Engineering Change Notification (ECN) 

An ECN documents a notification to the appropriate or interested parties when the associated artefact change(s) are complete.

Quality

Taking a generic view, as part of a business engineering function to set as the problem domain. Within which are processes which fulfil a business need, perhaps to build or engineer a thing, whatever that might be. These generally have a start and an end or an initiator and a terminator. These may be delegated responsibilities to manufacturing, support, etc. Data in and out can also modelled. 

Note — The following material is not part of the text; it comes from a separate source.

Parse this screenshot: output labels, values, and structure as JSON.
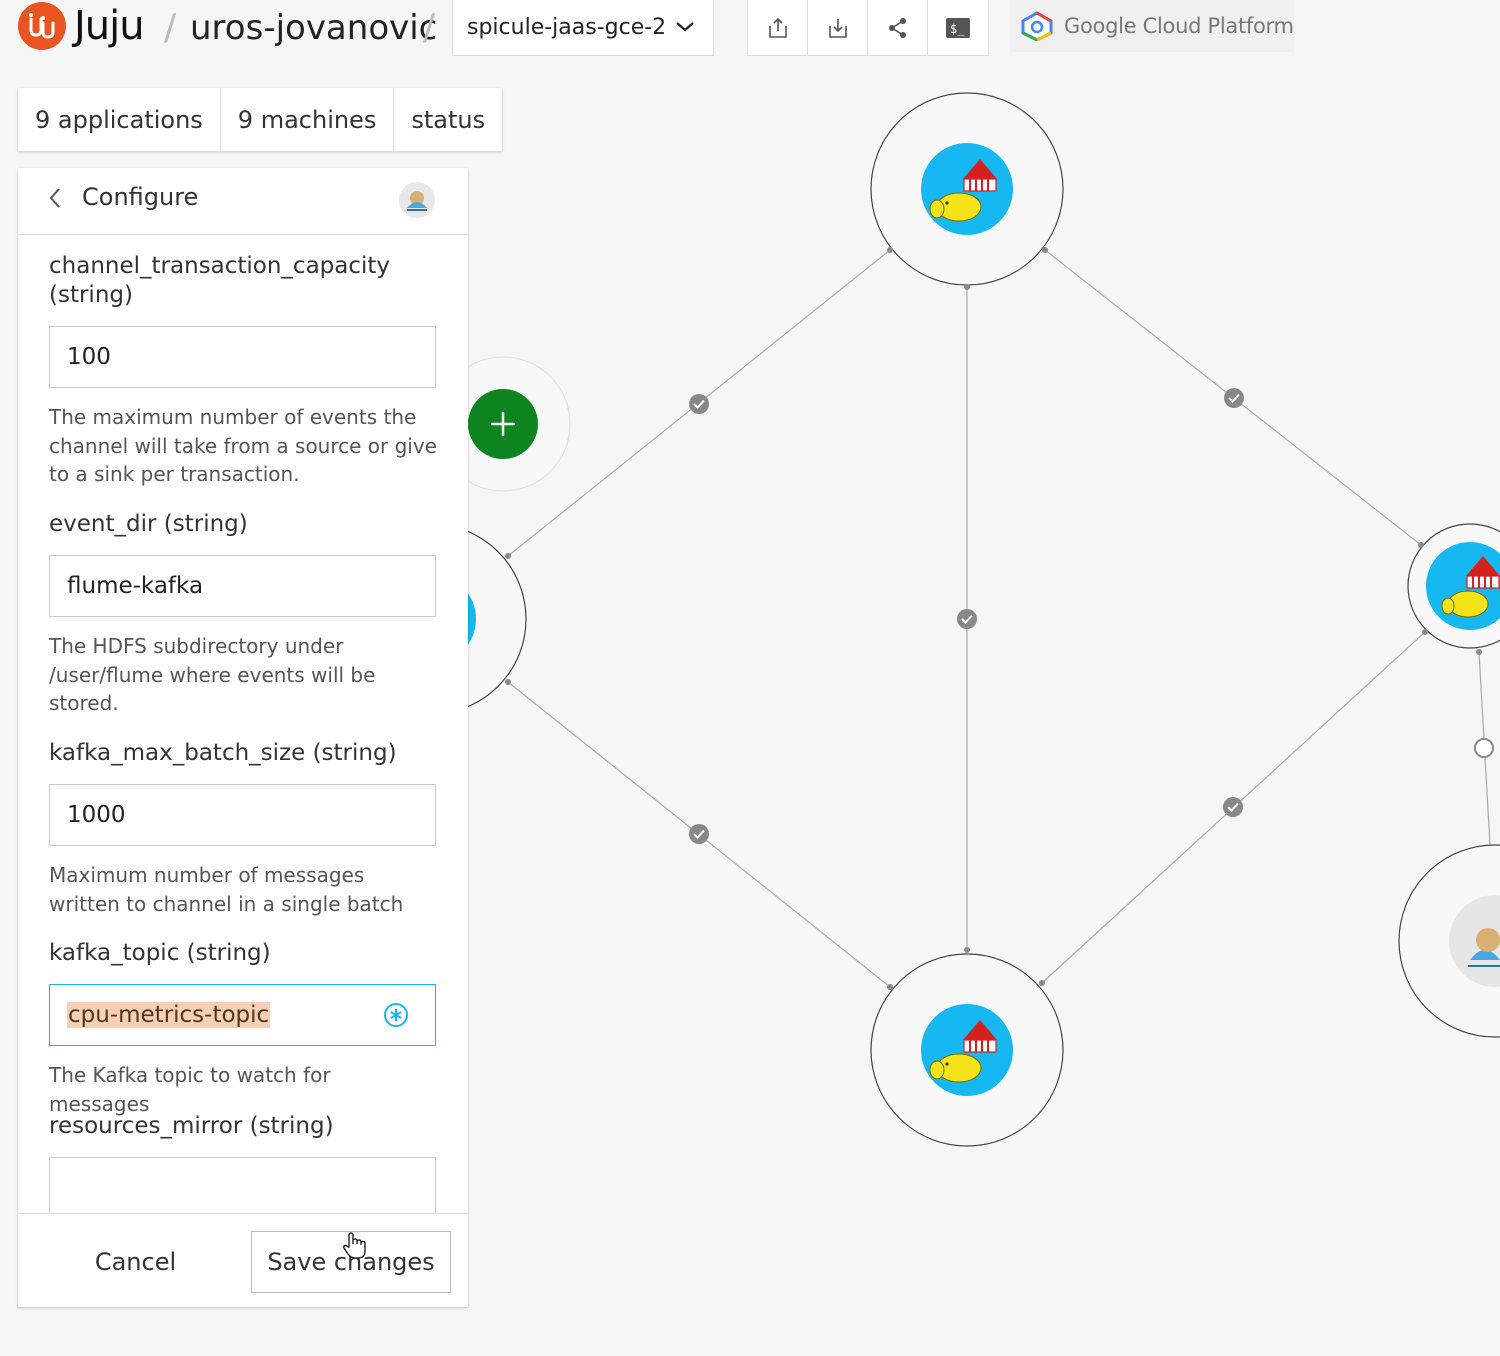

As an engineering organisation, these should be valid (engineering the right thing) also verified (engineering the thing right). The engineered things should be: valid against a known standard (which may be considered “to standard”; as well as developed against a process or verified. In principle, everything is then auditable by validation and verification activities. Meaning products are to standard and can guarantee products to customers, due to V&V activities. Thus, of a known quality!

Moving towards improvement

Change may be under control with the ECM but what about making things better? Improvement efforts require a model of how your organization works, which functions they need, and how those functions interact. A model gives you an understanding of organizational elements and assists in discussions of how and what can and should be improved.

A model offers the following benefits:

  • Provides a common framework and language to help communicate
  • Leverages years of experience
  • Helps users consider the large picture while focusing on improvement
  • Is often supported by trainers and consultants
  • Can help solve disagreements by providing agreed-upon standards

Further, in engineering terms, closing the feedback loop enables informed control.